Since then, housing has boomed in the neighborhood, with chic high-rises, townhomes, shopping, and restaurants popping up all over the South Loop. The area is also home to the Museum Campus, featuring the Field Museum, Adler Planetarium, and Shedd Aquarium. Also nearby is Soldier Field, home of the Chicago Bears.
The Green, Orange, and Red lines all meet at Roosevelt Station, which is the primary ‘L’ stop near the South Loop.
Neighborhood Spotlight: Printer’s Row
Just a short walk from the Loop are a few blocks packed with industrial buildings that once housed some of the biggest publishing houses in the country. Today it is an affluent community with a few shops and restaurants and many of the old printing plants have been adapted as residential lofts.
In 1885, trains started rolling into Dearborn Station. Proximity to the station allowed the printing companies to boom. Publishers such as Rand McNally, Franklin Printing, and R. R. Donnelley and Sons all set up shop in the area.
As the automobile and interstate system outpaced the railroad companies in the mid-twentieth century, Dearborn Station saw less traffic. In addition, changes in the publishing industry meant that big printing machines and the large buildings required to house them were no longer necessary, so publishers started leaving the area, as well. Printer’s Row was mostly abandoned until the 1970s, when urban renewal efforts redeveloped the area, converting some of the old printing buildings into stylish apartments.
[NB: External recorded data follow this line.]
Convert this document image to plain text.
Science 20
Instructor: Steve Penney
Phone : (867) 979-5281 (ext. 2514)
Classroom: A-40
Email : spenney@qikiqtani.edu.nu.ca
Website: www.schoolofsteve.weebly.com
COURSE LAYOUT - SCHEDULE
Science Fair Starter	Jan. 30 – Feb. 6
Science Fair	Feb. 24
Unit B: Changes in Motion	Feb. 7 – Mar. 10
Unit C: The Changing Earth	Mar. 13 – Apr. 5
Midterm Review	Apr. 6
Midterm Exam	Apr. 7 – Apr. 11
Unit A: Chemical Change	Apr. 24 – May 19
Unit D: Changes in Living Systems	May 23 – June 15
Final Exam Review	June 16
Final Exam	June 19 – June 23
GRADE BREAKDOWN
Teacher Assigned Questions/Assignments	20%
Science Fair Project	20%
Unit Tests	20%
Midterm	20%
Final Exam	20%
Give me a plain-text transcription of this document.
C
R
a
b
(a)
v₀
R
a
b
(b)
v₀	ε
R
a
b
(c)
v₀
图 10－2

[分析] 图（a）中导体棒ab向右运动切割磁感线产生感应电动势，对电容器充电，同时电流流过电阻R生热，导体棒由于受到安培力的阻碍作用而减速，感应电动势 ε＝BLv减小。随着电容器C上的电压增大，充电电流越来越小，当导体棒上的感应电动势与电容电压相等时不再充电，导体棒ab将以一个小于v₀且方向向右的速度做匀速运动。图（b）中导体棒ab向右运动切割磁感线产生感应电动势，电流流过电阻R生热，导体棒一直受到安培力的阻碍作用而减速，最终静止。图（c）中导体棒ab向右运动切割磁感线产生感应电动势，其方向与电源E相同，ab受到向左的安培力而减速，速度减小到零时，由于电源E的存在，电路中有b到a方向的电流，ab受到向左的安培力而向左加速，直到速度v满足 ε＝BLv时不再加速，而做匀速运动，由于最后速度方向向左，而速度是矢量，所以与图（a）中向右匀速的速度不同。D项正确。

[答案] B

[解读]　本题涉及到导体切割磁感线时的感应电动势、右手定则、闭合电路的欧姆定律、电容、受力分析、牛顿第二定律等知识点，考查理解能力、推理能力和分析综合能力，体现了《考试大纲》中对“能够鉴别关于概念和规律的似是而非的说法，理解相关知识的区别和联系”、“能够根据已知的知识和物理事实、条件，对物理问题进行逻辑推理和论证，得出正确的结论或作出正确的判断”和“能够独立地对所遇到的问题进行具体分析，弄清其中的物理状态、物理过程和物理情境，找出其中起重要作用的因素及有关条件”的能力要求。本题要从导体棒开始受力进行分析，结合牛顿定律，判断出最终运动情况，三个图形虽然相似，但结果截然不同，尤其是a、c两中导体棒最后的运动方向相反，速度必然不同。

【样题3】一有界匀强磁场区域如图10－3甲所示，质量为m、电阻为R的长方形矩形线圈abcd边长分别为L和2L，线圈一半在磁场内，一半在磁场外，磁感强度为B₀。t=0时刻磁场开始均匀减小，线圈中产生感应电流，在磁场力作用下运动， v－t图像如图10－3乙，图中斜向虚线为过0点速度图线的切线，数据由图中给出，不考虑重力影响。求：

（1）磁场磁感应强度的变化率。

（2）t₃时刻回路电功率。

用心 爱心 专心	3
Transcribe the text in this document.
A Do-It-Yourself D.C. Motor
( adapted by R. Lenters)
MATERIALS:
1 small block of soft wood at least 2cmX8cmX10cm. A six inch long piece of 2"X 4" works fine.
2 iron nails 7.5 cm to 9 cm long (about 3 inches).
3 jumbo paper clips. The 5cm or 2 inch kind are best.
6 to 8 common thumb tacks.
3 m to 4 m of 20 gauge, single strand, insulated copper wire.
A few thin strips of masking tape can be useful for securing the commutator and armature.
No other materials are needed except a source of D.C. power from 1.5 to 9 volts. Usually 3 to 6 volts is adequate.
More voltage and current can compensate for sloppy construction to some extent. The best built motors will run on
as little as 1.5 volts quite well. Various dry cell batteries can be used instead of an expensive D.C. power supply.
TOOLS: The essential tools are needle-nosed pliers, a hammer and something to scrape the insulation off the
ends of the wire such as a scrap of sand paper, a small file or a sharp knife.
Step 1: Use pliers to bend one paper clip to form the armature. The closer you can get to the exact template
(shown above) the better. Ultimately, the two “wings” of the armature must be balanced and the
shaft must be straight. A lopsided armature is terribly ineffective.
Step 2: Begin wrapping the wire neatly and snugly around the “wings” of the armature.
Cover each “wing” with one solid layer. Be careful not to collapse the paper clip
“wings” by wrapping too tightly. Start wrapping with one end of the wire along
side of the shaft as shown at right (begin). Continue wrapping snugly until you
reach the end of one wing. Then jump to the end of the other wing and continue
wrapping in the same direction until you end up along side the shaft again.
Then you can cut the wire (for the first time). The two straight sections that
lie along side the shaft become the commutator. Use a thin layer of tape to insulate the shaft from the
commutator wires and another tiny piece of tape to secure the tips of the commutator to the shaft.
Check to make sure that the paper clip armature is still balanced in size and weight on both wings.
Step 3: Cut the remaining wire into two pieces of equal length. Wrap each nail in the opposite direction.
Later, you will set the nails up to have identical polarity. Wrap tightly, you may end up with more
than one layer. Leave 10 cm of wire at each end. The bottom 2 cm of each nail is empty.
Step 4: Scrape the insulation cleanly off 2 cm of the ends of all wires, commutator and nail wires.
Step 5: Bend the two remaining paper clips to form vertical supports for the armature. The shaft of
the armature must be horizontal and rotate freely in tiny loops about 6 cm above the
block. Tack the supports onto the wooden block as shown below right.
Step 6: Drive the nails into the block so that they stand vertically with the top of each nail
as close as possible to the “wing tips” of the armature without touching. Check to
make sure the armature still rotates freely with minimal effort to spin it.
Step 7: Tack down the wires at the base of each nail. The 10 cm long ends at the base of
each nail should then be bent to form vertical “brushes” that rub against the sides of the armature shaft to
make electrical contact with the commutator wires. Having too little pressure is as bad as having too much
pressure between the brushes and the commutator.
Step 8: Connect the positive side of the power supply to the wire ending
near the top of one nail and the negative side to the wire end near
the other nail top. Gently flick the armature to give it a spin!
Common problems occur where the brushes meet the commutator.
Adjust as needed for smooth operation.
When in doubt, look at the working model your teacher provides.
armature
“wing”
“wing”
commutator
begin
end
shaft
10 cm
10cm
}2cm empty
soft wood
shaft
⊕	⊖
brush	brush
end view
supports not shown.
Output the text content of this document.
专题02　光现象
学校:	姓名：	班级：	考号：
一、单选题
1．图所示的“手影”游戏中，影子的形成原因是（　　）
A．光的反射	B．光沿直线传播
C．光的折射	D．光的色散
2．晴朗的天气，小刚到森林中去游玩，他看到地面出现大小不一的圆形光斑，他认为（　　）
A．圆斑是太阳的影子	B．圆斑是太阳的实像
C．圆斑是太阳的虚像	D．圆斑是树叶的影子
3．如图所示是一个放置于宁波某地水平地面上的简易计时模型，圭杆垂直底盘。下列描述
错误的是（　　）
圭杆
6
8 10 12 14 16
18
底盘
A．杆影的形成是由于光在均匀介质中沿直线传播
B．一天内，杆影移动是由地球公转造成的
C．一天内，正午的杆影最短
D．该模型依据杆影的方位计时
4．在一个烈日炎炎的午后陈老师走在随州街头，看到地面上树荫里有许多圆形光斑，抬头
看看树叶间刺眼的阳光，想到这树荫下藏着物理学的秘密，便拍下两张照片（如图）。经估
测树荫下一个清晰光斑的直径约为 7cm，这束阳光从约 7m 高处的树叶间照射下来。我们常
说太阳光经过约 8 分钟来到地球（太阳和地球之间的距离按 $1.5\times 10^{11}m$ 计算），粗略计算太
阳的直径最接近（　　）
Today, a city map marks Printer’s Row between Clark and State streets, bordered by Harrison Street on the north and Roosevelt to the south. The last publisher, Palmer Printing, moved out in 2018. As a nod to its past, the community hosts the Printers Row Lit Fest every summer.
Things to Do
Grab a bite of Northern Italian cuisine — including homemade pasta – at Sofi. If you’re over 21, head to Adler After Dark, where you can enjoy a beer or cocktail while you explore the planetarium. You can also visit the Clark House Museum. It’s the city’s oldest house and was built in 1836.